Put simply Norway requires its milk producers to sell to one producer of dairy products and then slaps a complicated bunch of quotas, limited, controls and regulations of the industry. All this before lumping on a huge tariff on imports.

Hence the abject ignorance and stupidity of this remark (from the Director of Britain Stronger In Europe):

For, had Will Straw known about the Great Norwegian Butter Crisis, he would have been a little slower in suggesting that the lack of Camembert in Oslo was down to the French not wanting to sell the stuff to Norwegians:

Cheese imports from the EU that were hit by the tariff, including Gouda and cheddar, became almost three times more expensive when the tariffs took effect January 1, driving many brands out of the Norwegian market. EU politicians claim the punitive tariffs have damaged trade and not least Norwegian consumers, and kept European cheeses out of the Norwegian market at a time when Europe needs all the trade it can get because of its economic crisis.

So there you have it - the problem was caused by the decisions of idiot politicians in Norway rather than idiot politicians in Brussels. And, if Will Straw wants to make the case for staying in the EU, then he really ought to get his facts straight.


1 comment:

asquith said...

Yes, but there is a danger of protectionalism and nationalism following Brexit and equally half-witted decisions being made in London. UKIP's "policy" on agricultural subsidies is hardly inspiring, essentially more of the same wasteful public spending but with even fewer environmental protections.
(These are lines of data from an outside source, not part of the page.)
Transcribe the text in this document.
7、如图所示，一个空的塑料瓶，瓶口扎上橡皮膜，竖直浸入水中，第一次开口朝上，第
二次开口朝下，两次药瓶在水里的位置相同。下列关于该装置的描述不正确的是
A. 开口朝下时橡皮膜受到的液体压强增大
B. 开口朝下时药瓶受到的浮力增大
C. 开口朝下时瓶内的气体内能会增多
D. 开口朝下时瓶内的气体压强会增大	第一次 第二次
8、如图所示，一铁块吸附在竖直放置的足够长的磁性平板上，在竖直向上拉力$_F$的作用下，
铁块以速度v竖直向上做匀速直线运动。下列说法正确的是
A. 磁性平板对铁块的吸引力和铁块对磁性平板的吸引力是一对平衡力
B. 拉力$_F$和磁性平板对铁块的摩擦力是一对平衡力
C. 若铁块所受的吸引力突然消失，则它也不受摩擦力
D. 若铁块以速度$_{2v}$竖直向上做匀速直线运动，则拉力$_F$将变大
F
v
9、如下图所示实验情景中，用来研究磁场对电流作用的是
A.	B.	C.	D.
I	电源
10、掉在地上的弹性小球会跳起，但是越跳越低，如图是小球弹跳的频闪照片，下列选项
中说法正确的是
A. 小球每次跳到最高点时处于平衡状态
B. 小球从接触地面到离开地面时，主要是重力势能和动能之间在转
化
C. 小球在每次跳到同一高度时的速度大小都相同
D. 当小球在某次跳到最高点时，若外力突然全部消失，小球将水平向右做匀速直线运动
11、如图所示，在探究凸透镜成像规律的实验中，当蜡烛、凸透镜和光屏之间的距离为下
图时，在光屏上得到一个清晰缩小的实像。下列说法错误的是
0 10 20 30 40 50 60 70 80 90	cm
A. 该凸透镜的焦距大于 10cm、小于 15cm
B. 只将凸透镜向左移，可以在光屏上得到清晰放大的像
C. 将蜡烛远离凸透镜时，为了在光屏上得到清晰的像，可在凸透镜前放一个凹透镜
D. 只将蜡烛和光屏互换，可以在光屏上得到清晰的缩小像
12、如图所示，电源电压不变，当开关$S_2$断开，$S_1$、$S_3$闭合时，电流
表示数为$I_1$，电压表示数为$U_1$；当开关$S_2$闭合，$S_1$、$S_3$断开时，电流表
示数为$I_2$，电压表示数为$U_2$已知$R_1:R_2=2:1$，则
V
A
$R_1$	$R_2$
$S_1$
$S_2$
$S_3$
From Russia to Donald Trump's America, protectionism, illiberal nationalism and state capitalism won't work, their popularity these days (in the Visegrad countries, now) will end in tears.

I am concerned about the subsidies coming out of Europe, which are a bad use of taxpayers' money and environmentally damaging, but I am more concerned that after Brexit it would carry on in an essentially unchanged form and there would be no liberals still standing in Brussels, just socialists, national socialists, protectionists, Gaullists and whatever other ragbag.

I've never heard of Will Straw but I will argue for liberalism and while it's theoretically possible for Brexit to be followed by a libertarian turn, I dispute that this is what would actually happen. The divisions between the outers seems to be being won by people I wouldn't give the time of day to.